Kate Saenko is an associate professor of computer science at Boston University. This article was originally published at The Conversation.

2 Comments

  1. jollygreenshortguy | | #1

    Somehow humanity has managed to survive for millenia without ChatGPT and its associated carbon footprint. One wonders how.

  2. vap0rtranz | | #2

    As an ex-technologist who left the tech industry after 20+ years, I find Kate's article interesting but I'll assume she's aware of various caveats or nuances. I'll point out these caveats:

    >By bringing the computation to where green energy is more abundant, or scheduling computation for times of day when renewable energy is more available, emissions can be reduced by a factor of 30 to 40, compared to using a grid dominated by fossil fuels.

    Time-shared computing has been around for awhile. If I remember right, it was 1st implemented by IBM, Honeywell, and other mainframe designers way back in the 50's. Fast forward, and Cloud computing "rebooted" the time-sharing idea. AWS (Amazon Web Services) has dynamically scalable computer (EC2) with on-demand consumption for some time, and though its based on price (Spot Pricing) I don't see any reason why it couldn't be switched to energy consumption. (Dynamic power consumption monitoring & control, though newish in home building, has been around for awhile in server grade computing, and I don't mean just Intel's voltage regulators and hibernation but also remote command & control of loads within the computer by time of day, users, etc.) So the fundamental technology has existed for awhile, like the tooling needed to do it. What I'm saying is: the technology isn't the problem. User behavior is the problem. Will a 21st century user be OK waiting for a response while computers are hibernating on dark and windless days? In today's world of instant gratification, I'm not optimistic. Besides the inconvenience, some compute services are critical. This idea would face something similar to home energy conundrum of asking my Floridian in-laws to delay turning on their AC's cooling. Actively cooling a building used to be thought of as a luxury but now it's considered a matter of public health & safety, like avoiding heat strokes. AI is currently considered a luxury, or toy depending on your view, but it's probably going to become integrated into critical compute services.

    >There is limited data on the carbon footprint of a single generative AI query, but some industry figures estimate it to be four to five times higher than that of a search engine query.

    There's underlying, systemic challenges in computing that compound a futurist view of carbon footprints. I encourage Kate and others to read about the ongoing carbon footprint of spam e-mail. What the public and some technologists outside of core computer infrastructure haven't been told is: techies never got rid of spam. What happened is spam was shoved under the rug, so to say, via a different box in people's e-mail through smarter detection but electricity continues to be consumed by spam.

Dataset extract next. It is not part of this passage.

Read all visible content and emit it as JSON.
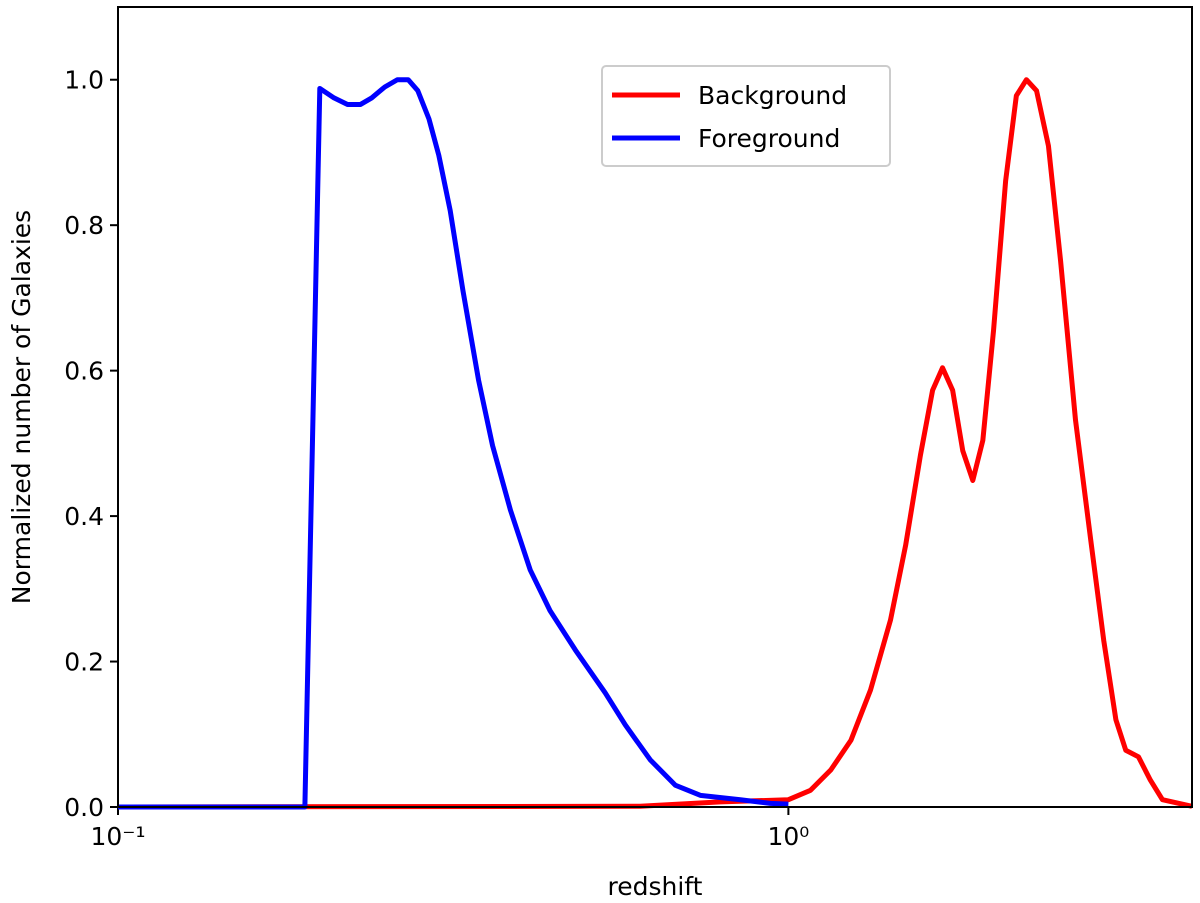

Technology, like Baysean statistics, was applied to better detect spam but attempts to prevent or squash spam altogether have failed. (There are means to elliminate spam but those were seen as burdening the user and, at the risk of going philosophical, fundamentally stiffled the ideals of free communication.) I asked BingAI to estimate the carbon footprint of spam: 9.7 billion metric tons of carbon per year. That's a bigger carbon footprint than Costa Rica. And instead of being useful it's wasteful. I call this out to raise awareness of technical debt, or technical baggage. That technological progress is hyperfocused on the future and avoids talking about the past. The past is a great teacher of lessons learned. Instead of continuing to fun FASTER towards MORE technology, how about the idea that "less is more"? On-demand AI could be a start but it's still more tech. I think we need another shift in users' views about tech. That's one reason I got out of tech.